Это было последнее, что я слышал. Меня самого сразила пуля, и несколько дней я провел в беспамятстве. А когда очнулся, то ощутил полное бессилие и зверский голод. Подле меня сидел мой антверпенский хозяин; узнав о моем ранении, он разыскал меня. Вид у него был изможденный. Да, битва за город продолжалась, но в нем свирепствовал голод – по слухам, некоторых эта напасть уже скосила. Пока хозяин рассказывал мне о положении дел, в его глазах стояли слезы. Но он преодолел свою слабость, и к нему вернулось природное жизнелюбие. Обо мне справлялся отец Бернард – и больше никто. (Кто еще мог справляться обо мне, в самом деле?) Отец Бернард обещал снова заглянуть после обеда. Но он не пришел, хотя я встал с постели и оделся, предвкушая нашу встречу.

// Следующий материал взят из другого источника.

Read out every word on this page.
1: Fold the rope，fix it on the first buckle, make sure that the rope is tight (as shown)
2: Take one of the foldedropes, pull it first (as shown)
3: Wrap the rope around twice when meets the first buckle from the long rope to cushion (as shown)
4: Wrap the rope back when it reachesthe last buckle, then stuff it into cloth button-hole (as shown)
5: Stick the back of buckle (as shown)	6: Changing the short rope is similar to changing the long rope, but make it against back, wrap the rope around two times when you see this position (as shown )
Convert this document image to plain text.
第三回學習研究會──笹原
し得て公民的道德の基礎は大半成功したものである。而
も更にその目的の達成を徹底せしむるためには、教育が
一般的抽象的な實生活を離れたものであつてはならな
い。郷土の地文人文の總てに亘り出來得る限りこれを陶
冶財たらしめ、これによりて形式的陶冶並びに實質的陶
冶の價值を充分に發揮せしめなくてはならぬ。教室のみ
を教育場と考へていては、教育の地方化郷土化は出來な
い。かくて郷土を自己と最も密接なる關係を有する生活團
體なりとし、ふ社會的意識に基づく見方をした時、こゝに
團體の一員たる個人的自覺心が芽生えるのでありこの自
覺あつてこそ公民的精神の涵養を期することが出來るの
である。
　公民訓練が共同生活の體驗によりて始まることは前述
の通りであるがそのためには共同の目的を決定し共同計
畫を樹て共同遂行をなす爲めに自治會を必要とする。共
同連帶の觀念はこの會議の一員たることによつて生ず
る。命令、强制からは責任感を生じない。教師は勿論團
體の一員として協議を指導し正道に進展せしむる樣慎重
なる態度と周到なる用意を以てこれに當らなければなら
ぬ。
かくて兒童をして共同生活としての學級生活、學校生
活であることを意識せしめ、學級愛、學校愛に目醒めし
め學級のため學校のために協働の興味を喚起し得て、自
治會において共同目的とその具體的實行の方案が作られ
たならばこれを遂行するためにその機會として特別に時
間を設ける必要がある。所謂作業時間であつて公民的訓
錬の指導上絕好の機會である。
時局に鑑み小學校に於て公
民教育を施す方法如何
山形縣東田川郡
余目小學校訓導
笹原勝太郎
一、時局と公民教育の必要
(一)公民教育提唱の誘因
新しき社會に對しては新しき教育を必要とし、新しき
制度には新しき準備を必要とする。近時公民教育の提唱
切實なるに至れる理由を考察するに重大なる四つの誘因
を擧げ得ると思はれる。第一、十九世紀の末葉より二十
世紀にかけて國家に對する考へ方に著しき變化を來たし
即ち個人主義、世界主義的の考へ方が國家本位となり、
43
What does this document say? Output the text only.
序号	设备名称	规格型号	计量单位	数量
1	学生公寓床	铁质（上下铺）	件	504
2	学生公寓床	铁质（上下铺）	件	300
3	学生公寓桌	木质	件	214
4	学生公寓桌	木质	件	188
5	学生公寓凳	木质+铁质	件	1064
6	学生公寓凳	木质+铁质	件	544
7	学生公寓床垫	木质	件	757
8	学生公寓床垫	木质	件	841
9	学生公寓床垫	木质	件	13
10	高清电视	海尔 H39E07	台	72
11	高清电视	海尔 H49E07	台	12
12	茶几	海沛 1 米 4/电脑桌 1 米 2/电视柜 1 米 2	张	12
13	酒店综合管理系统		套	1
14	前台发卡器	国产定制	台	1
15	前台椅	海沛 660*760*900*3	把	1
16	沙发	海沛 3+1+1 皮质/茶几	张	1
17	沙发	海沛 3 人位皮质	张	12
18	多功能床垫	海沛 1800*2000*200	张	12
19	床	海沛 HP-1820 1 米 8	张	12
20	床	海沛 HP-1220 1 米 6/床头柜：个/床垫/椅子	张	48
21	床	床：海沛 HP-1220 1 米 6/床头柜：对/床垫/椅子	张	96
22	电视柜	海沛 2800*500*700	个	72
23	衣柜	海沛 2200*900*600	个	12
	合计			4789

Хозяин принес мне поесть, собственноручно приготовив какое-то блюдо; из чего он его сотворил, я так и не узнал, но на вкус оно было восхитительно, и с каждой ложкой силы возвращались ко мне. Добрый малый смотрел на мой восторг с благодушной, участливой улыбкой, хотя потом я заметил грусть в его глазах, и мне подумалось, что он сам с жадностью съел бы мой обед. Тогда я еще не осознал, насколько все изголодались. Внезапно за окном послышался топот множества бегущих ног. Хозяин открыл одну створку, чтобы узнать, что происходит. Снаружи донеслось слабое, надтреснутое звяканье колокола – звук этот резко выделялся на фоне привычного городского шума.

– Пресвятая Богородица! – всплеснул руками мой хозяин. – Клариссинки!